Finds the first version where an upgrade can be applied and then incrementally upgrades to each intermediate version until the structure of the current version has been achieved.

source
upgrade_dataFunction
upgrade_data(upgrade::Function, s::UpgradeState, dict::Dict)

upgrade_data is a helper function that provides functionality for recursing on the tree structure. It is independent of any particular file format version and can be used in any upgrade script.

source

Upgrade Scripts

All upgrade scripts should be contained in a file named after the version they upgrade to. For example a script that upgrades to Oscar version 0.13.0 should be named 0.13.0.jl.

UpgradeScriptType
UpgradeScript(version::VersionNumber, script::Function)

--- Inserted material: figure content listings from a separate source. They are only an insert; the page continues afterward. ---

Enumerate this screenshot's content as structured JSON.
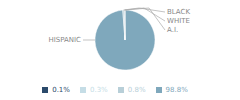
{
  "chart_data": {
    "type": "pie",
    "categories": [
      "HISPANIC",
      "BLACK",
      "WHITE",
      "A.I."
    ],
    "values": [
      98.8,
      0.8,
      0.3,
      0.1
    ],
    "value_labels": [
      "98.8%",
      "0.8%",
      "0.3%",
      "0.1%"
    ],
    "colors": [
      "#7fa8bc",
      "#b8cfd8",
      "#c5dde6",
      "#2b4a6b"
    ],
    "legend": "bottom"
  }
}
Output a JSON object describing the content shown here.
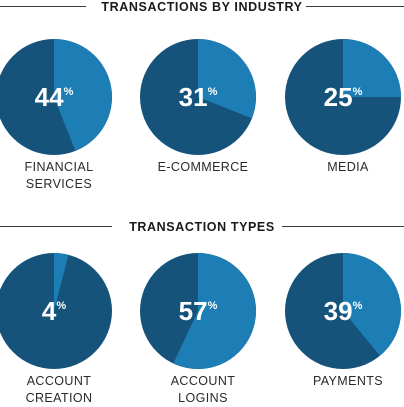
{
  "colors": {
    "dark": "#16537b",
    "light": "#1d7db5"
  },
  "sections": [
    {
      "title": "TRANSACTIONS BY INDUSTRY"
    },
    {
      "title": "TRANSACTION TYPES"
    }
  ],
  "chart_data": [
    {
      "type": "pie",
      "title": "TRANSACTIONS BY INDUSTRY",
      "pies": [
        {
          "label": [
            "FINANCIAL",
            "SERVICES"
          ],
          "value": 44,
          "display": "44",
          "unit": "%"
        },
        {
          "label": [
            "E-COMMERCE"
          ],
          "value": 31,
          "display": "31",
          "unit": "%"
        },
        {
          "label": [
            "MEDIA"
          ],
          "value": 25,
          "display": "25",
          "unit": "%"
        }
      ]
    },
    {
      "type": "pie",
      "title": "TRANSACTION TYPES",
      "pies": [
        {
          "label": [
            "ACCOUNT",
            "CREATION"
          ],
          "value": 4,
          "display": "4",
          "unit": "%"
        },
        {
          "label": [
            "ACCOUNT",
            "LOGINS"
          ],
          "value": 57,
          "display": "57",
          "unit": "%"
        },
        {
          "label": [
            "PAYMENTS"
          ],
          "value": 39,
          "display": "39",
          "unit": "%"
        }
      ]
    }
  ]
}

Any upgrade scripts schould be created using the UpgradeScript constructor and then pushed to the upgrade_scripts_set. The name of the function is not particularly important however one should be assigned so that it can be used for recursion if necessary for upgrade. The upgrde script should be independent from any Oscar code and should relie solely on julia core functionality so to avoid conflicts with any future Oscar code deprecations.

Example

push!(upgrade_scripts_set, UpgradeScript(
  v"0.13.0",
  function upgrade_0_13_0(s::UpgradeState, dict::Dict)
      ...
  end
))
source

Challenges

This section documents the various challenges we (will) encounter while implementing this feature.

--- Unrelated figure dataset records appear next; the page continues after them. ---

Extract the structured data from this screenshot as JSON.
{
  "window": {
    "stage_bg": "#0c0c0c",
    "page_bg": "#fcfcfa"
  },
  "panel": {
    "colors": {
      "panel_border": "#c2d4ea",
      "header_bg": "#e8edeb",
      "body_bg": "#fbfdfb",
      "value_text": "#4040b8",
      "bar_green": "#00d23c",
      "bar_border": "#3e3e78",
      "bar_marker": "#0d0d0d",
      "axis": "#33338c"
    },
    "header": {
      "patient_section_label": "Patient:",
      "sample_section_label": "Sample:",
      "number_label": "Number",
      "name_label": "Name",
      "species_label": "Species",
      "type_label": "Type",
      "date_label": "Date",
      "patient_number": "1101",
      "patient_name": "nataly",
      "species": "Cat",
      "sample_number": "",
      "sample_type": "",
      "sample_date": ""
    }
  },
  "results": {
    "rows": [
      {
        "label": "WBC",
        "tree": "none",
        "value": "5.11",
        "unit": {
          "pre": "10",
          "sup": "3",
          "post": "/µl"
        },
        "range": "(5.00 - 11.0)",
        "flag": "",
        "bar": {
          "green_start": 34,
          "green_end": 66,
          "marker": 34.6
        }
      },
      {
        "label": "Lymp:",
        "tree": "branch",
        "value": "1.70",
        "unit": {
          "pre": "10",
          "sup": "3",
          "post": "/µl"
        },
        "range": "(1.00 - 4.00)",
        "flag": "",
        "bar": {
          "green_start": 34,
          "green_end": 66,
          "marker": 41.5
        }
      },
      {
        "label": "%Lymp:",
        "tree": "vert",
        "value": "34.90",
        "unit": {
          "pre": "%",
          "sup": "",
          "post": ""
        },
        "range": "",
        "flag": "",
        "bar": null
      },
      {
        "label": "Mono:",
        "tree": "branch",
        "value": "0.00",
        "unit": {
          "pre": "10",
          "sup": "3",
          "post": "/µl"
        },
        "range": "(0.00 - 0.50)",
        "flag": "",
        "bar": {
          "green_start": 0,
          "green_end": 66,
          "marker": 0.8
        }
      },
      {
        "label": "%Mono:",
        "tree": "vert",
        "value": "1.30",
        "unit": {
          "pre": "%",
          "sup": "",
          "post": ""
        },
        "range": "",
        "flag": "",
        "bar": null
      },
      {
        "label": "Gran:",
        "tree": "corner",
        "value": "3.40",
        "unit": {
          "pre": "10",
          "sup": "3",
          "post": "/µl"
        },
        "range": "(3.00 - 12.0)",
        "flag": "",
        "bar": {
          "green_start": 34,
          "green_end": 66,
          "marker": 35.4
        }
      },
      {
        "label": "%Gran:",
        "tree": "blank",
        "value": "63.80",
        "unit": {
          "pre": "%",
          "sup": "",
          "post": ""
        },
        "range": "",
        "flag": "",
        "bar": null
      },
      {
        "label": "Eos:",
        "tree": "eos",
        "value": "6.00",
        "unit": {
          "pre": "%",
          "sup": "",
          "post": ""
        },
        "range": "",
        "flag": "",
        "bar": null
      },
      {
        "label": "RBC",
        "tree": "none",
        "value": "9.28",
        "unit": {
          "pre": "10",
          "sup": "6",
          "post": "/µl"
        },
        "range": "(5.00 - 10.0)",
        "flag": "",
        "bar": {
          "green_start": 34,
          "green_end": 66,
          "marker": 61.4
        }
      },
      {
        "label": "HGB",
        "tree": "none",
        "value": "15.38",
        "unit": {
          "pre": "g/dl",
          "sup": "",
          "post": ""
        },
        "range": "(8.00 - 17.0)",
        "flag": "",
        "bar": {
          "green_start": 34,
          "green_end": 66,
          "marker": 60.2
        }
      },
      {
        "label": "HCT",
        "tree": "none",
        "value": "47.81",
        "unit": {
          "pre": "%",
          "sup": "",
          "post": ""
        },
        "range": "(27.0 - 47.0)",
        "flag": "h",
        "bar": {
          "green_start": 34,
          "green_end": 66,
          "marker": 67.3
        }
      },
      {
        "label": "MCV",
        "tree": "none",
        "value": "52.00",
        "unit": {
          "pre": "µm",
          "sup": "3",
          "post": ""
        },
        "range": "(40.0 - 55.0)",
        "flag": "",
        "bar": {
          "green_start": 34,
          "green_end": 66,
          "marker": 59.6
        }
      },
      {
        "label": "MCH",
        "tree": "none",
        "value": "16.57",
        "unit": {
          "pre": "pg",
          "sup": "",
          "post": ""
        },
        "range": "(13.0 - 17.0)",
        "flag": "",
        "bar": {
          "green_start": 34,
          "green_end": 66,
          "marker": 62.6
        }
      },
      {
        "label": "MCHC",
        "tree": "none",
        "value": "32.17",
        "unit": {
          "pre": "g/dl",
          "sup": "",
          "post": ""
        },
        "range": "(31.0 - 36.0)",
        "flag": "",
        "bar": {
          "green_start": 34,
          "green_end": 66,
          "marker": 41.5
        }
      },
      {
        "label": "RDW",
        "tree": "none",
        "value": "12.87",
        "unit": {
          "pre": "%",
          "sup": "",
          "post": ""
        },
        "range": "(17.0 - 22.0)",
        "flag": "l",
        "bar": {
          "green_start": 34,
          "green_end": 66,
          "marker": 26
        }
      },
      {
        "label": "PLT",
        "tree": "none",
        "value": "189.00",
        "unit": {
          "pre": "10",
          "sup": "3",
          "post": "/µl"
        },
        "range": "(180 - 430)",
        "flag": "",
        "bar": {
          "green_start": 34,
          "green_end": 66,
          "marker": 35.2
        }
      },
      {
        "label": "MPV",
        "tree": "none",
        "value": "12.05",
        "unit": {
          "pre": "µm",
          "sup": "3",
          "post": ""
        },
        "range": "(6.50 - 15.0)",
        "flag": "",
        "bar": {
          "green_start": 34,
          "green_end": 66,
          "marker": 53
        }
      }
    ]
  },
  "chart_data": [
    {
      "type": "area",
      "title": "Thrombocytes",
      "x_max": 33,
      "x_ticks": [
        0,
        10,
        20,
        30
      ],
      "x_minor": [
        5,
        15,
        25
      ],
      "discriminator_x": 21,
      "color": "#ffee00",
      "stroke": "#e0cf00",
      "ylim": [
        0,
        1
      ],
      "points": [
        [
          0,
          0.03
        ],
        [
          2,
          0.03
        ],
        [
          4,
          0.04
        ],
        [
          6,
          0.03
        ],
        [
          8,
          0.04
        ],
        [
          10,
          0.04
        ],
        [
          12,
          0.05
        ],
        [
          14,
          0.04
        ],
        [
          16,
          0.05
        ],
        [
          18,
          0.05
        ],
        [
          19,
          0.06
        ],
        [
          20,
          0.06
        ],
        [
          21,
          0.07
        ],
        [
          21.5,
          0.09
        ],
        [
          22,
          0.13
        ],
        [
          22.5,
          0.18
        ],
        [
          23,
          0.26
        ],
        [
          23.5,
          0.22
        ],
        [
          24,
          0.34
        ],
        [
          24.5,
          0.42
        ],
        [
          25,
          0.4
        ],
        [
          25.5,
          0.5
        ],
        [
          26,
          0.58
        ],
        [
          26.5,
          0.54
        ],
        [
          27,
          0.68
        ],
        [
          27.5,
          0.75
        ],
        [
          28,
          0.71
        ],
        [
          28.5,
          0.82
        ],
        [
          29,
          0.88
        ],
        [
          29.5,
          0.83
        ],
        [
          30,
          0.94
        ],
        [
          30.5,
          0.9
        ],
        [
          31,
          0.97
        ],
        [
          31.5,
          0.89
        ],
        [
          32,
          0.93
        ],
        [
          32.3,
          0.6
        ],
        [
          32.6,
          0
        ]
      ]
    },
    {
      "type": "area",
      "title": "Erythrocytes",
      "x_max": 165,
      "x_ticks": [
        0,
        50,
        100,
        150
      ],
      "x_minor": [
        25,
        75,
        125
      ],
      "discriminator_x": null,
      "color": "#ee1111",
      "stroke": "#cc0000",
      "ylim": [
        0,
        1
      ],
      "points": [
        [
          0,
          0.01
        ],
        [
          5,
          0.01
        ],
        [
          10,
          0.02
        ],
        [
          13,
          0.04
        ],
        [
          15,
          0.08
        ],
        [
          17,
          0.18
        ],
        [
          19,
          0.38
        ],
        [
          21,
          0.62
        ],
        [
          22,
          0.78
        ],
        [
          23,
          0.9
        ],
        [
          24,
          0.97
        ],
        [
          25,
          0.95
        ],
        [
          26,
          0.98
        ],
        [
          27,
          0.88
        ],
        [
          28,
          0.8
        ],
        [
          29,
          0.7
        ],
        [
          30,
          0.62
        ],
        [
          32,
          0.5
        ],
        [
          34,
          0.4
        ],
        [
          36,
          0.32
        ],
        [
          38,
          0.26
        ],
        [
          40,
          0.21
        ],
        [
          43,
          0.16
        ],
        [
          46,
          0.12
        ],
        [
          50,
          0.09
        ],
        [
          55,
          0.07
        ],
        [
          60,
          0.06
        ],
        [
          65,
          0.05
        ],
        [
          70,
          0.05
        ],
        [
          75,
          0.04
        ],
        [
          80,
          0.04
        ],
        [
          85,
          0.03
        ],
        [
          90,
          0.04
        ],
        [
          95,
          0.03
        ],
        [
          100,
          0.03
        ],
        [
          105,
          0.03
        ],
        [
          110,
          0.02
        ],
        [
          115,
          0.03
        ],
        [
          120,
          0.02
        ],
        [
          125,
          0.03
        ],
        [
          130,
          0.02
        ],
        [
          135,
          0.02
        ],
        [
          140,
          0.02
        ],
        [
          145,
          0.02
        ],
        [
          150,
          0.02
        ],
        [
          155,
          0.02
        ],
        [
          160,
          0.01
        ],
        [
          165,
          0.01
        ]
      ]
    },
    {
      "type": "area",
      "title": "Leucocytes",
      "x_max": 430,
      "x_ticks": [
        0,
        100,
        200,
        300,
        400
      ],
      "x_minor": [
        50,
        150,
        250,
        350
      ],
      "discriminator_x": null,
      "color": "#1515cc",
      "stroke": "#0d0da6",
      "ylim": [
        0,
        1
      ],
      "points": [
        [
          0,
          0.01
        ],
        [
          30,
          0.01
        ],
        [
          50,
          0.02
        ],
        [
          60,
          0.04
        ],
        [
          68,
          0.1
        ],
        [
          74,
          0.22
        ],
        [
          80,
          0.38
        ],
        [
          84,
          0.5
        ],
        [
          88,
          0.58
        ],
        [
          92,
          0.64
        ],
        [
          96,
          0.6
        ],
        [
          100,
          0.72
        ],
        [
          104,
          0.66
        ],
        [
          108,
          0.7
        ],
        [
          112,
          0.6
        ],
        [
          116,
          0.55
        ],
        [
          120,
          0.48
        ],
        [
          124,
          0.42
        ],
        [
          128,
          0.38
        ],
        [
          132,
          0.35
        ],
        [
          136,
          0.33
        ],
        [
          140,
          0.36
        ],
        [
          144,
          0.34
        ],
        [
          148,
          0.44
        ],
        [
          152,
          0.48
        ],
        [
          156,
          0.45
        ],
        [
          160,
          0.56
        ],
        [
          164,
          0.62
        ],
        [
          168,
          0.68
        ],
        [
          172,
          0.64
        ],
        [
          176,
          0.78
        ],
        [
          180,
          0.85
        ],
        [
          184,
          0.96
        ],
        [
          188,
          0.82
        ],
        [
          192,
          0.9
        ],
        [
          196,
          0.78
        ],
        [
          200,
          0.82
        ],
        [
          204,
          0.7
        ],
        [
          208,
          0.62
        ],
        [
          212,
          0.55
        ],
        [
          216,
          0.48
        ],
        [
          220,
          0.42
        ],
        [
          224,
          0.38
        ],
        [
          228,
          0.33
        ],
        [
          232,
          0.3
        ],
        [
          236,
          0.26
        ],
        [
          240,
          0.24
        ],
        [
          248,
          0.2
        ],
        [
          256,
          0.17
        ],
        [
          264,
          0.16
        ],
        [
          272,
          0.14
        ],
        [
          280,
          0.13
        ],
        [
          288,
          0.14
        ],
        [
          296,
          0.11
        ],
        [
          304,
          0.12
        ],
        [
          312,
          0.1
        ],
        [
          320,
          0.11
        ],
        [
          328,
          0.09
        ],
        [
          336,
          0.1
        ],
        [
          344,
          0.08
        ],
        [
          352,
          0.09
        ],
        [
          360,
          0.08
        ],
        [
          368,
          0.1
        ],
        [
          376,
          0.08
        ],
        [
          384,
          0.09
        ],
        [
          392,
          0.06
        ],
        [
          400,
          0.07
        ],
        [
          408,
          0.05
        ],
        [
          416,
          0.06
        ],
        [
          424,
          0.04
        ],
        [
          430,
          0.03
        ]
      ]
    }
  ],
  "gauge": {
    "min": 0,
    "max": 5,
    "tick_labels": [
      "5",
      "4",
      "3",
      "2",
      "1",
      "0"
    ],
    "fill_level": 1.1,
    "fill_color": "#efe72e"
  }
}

  • OSCAR is based on several subsystems, some of which already have their own serialization. We want this to be compatible, if possible in both directions.
  • Many mathematical objects need context to be understood. A polynomial needs the ring it lives in, a group element needs the surrounding group, a divisor needs the underlying variety, etc. We will need a way to store this context along the objects.
  • Context should not be stored twice: A matrix of polynomials should only store the surrounding ring once.
  • Support other data formats: It has been proposed to not only support JSON, but binary formats needed for HPC communication as well. It is unclear whether this needs a separate implementation.
  • Versioning and upgrading: Work on OSCAR will change what its objects look like. Nevertheless, we still want to be able load data written by older versions of OSCAR. For this we intend to develop an upgrade mechanism.

Another important point is the wider mathematical context of the data and code. For data associated to a publication, this context is provided by the paper.

Goals

The general goal is to make mathematical data FAIR, a goal for which we cooperate with the MaRDI project.

The ramifications of making mathematical data FAIR are manifold.

  • It becomes easier to exchange data and code with fellow mathematicians, enhancing communication and boosting research.
  • Computer experiments and new implementations require a lot of work and hence deserve to be recognized in form of a publication. Standardizing data plays an important role for this process.
  • Future generations of mathematicians will be able to reuse both data and code if we establish a FAIR culture.